The project will involve:

  • Removing the entire timber bridge deck using a suspended underdeck access platform and overhead cable hoist.
  • Removing all hanger rods using access cradles and an overhead cable crane.
  • Removing all the suspension chains.
  • Refurbishing the existing masonry towers using sandstone from the same nearby quarry, Swinton, as used originally to match the colour and geological characteristics, along with the same type of mortar.
  • Restoring the chains to their original strength, with links repaired instead of replaced wherever possible. Every link and chain that can be repaired will go back in its original place.
  • Installing new suspension chain anchorages either side of the bridge.
  • Re-installing the refurbished suspension chains.
  • Installing the new hanger rods using cradles and an overhead cable crane.
  • Laying the new deck, using timber sustainably sourced from managed woodland, and completing resurfacing work.

Spencer Group will also remodel the English and Scottish approach roads to incorporate parking for visitors to the bridge, which is accessible to both vehicles and pedestrians and is a popular tourist attraction.

The project is expected to take 16 months to complete, with the bridge inaccessible for around a year. During this period, drivers will be re-directed by a short diversion.

The Union Chain Bridge is only accessible to one vehicle at a time due to its restricted width and currently has a weight restriction of two tonnes.
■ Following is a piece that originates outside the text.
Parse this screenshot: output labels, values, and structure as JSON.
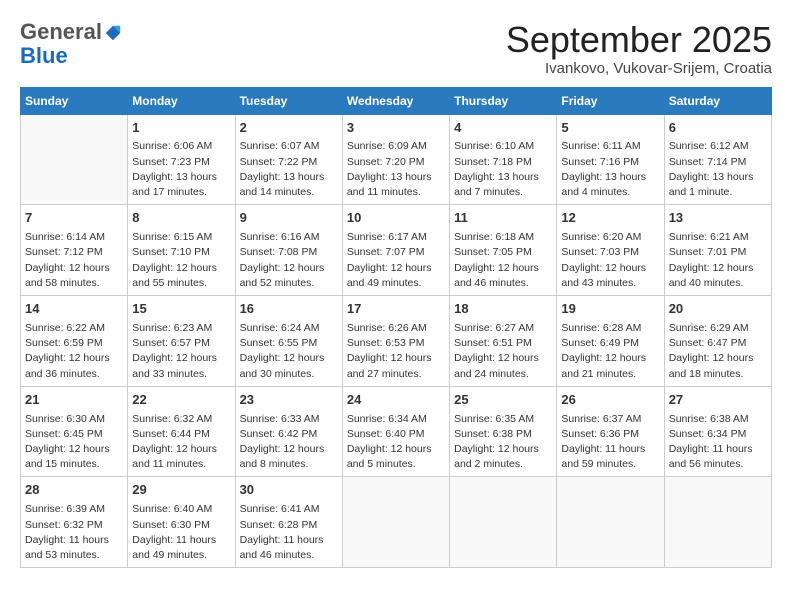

Following the restoration and rebuild, the weight restriction will be increased to three tonnes.

Joe DiMauro, Off-site Project Manager for Spencer Group, said: “The Union Chain Bridge was the first of its kind in the world when it was built and needs to be maintained for perpetuity because it is such an iconic structure.

“It has been in place for 200 years and this work will ensure it will remain for another 200. Our challenge is to make the bridge as good as new, while not changing its appearance and retaining the key original parts, such as the chains and links, that make it unique and of such historical importance.”

Amid growing concerns about the condition of the famous structure, a funding bid was submitted to the National Lottery Heritage Fund (NLHF) by Northumberland County Council, Scottish Borders Council, Museums Northumberland and community group Friends of the Union Chain Bridge.

Northumberland County Councillor, Glen Sanderson, Cabinet Member for Environment and Local Services, said: “This is a truly great project, which must be the largest and most ambitious cross-council joint endeavour ever.”

Councillor Gordon Edgar, Scottish Borders Council’s Executive Member for Roads and Infrastructure, said: “This is another hugely positive step forward for such an important project.

“We’re now looking forward to work starting as the next chapter of Union Chain Bridge’s unique history gets underway.”